Дилюк медленно подсел ближе, совсем рядом. Нарушить такое правильное и необходимое им обоим молчание он решился не сразу:
– Ты же понимаешь, что это не основная причина, по которой вам рядом быть.. Пагубно?
– Понимаю.
– И что же?
– Как бы он тебе не нравился, Чайльд дорогой для меня человек. И как бы он отвратительно по сугубо твоему личному субъективному мнению на меня не влиял, я не могу взять и разорвать его образ в клочья, запереть на замок воспоминания и так далее тому подобное так просто. Да и не хочу, честно говоря.
– Вы стали слишком похожими.
– А его ты терпеть не можешь. Следовательно, меня ныне тоже?
– Я думаю, – Рагнвиндр встал и наклонился ближе. Как то больно жалостливо и виновато он смотрел. Потянулся к смоляным черным-черным прядям, взял в руку с таким благоговением, словно держит не обыкновенные волосы, а нечто божественное и неприкосновенное, как преступник, укравший ценную реликвию из какого нибудь Лувра, – что если бы я тогда не ушел, ты бы не стал.. таким.

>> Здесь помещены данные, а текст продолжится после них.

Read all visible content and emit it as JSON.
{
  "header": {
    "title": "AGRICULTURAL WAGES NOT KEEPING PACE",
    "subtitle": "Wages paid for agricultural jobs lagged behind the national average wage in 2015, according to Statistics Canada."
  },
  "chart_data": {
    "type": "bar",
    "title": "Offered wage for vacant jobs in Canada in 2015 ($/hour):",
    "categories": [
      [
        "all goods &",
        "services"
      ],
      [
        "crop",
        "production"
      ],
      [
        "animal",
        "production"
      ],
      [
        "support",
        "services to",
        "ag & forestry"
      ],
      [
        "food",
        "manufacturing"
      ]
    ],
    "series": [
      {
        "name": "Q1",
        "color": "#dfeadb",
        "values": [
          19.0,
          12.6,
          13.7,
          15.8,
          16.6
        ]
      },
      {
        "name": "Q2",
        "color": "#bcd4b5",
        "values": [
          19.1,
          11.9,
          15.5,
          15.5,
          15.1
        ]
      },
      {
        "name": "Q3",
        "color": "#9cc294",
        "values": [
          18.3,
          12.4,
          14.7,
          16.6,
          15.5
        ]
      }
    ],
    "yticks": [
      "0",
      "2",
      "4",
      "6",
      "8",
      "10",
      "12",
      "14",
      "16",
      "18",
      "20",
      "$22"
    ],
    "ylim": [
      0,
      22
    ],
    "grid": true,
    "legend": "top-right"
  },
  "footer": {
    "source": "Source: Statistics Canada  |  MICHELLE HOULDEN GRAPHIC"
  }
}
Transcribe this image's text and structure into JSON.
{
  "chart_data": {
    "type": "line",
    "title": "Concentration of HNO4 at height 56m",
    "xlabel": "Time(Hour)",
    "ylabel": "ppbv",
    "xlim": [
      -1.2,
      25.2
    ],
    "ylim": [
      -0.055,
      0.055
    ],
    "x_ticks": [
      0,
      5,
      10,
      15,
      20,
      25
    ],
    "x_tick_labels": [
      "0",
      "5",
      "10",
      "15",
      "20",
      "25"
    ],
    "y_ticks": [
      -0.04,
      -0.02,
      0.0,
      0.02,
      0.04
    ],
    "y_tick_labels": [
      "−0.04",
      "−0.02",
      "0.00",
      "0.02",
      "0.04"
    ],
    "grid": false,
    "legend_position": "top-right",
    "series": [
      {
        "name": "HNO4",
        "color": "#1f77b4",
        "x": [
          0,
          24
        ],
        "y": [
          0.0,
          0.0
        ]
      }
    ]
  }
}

– Выходит, винишь во всем себя? А не слишком ли много берешь? Вечно кидаешься тем, что эго раздуто у меня, а сам то, – сероглазый отвел руку визави подальше. Резко встал, крутанулся на пятках и поплелся куда нибудь к окну, подальше от этих интимных разговоров в маленьких кухнях, от которых все нутро выворачивало наружу, а воздухом холодным пробирало попросту насквозь, отчего ледяными казались конечности, а органы тянуло вытолкнуть в приступе уже привычного ощущения тошноты.
Чайльд был как случайно оставленная еле заметная клякса
на холсте.
Только поставил - видишь, есть. Махнешь рукой, продолжишь работу, и нет ее. Но как только решишь осмотреть все свое конечное творчество, выльется едким черным пятном это все, как убожество. И вывести сил будет, сколько бы не брал, не достаточно. Суждено станется видеть в, казалось бы, идеальной картине то всепоглощающее черное, что ломит душу от обиды конкретно тебе, а другим - ничего. Если вдруг по чуду разглядят, то сочтут изюминкой. Умышленным марким пятном в довершение показывающим несовершенство любого творения.
Они были знакомы еще задолго то того. Кажется, всю жизнь сплетались нитками красными. И, стало быть, попытки вывести мрачные пятна прошлого для Кэйи все равно оказались напрасными.
С одной колокольни все было как день белый ясно: коли самый близкий и родной человек не в силах разделить боль утраты, стоит вытереть сопли, а не размазывать их по оплеванному потолку. В день, когда мастер Крепус ушел из жизни, оба его сына разошлись точно напополам, будто отец был единственным, что их держало вместе.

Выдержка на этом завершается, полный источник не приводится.